Dari kedua berita di atas, dapat dilihat bahwa masyarakat kita begitu bernafsu untuk mengambil keutungan pribadi di atas penderitaan orang lain. Kita tidak begitu memedulikan nasib para sopir truk itu yang mengerang kesakitan sambil meratapi pepatah "sudah jatuh, tertimpa tangga".
Begitulah persamaan masyarakat kita dengan para pejabat. Kita sama-sama mengambil hak orang lain bila terdapat kesempatan di depan mata. Kita berpikir, bahwa jika bukan kita yang mengambil kesempatan itu, maka akan ada orang lain yang mendahului.
Dua kejadian di atas juga mengingatkan saya pada penjelasan Sosiolog Drajat Tri Kartono tentang Oportunistic Behavior masyarakat Indonesia yang sempat dimuat Kompas.com dua tahun silam. Ia mengatakan bahwa sikap oportunistic behavior merupakan cerminan dari perilaku masyarakat dalam skala besar, baik itu kelas atas, kelas menengah, ataupun kelas bawah yang cenderung untuk lebih mengutamakan kesempatan yang ada untuk memaksimalkan keuntungan pribadi daripada sifat empati, sifat ikut merasakan penderitaan orang lain, dan menolong orang lain.

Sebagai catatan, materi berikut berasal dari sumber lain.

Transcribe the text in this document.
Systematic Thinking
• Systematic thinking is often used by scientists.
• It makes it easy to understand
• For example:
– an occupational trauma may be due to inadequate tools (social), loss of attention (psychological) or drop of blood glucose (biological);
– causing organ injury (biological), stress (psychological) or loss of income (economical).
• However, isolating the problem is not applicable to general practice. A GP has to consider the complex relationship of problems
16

Ah, sepertinya dugaan saya selama ini benar. Selama ini kita marah-marah, mengutuki, dan memaki para koruptor yang mencuri uang negara, bukan karena merasa dikhianati sehubungan dengan uang pajak kita dicuri, bukan karena kita cinta negara sehingga menuntut pejabat untuk adil dan jujur. Tapi, karena kita merasa iri sekaligus dengki dengan kenyataan bukan kita yang berada di posisi mereka dan menikmati uang dengan jumlah besar.
Lantas, Apa bedanya kita dengan para koruptor? Benar, kita hanya tidak memiliki kesempatan yang sama seperti mereka untuk menikmati segunung harta curian itu.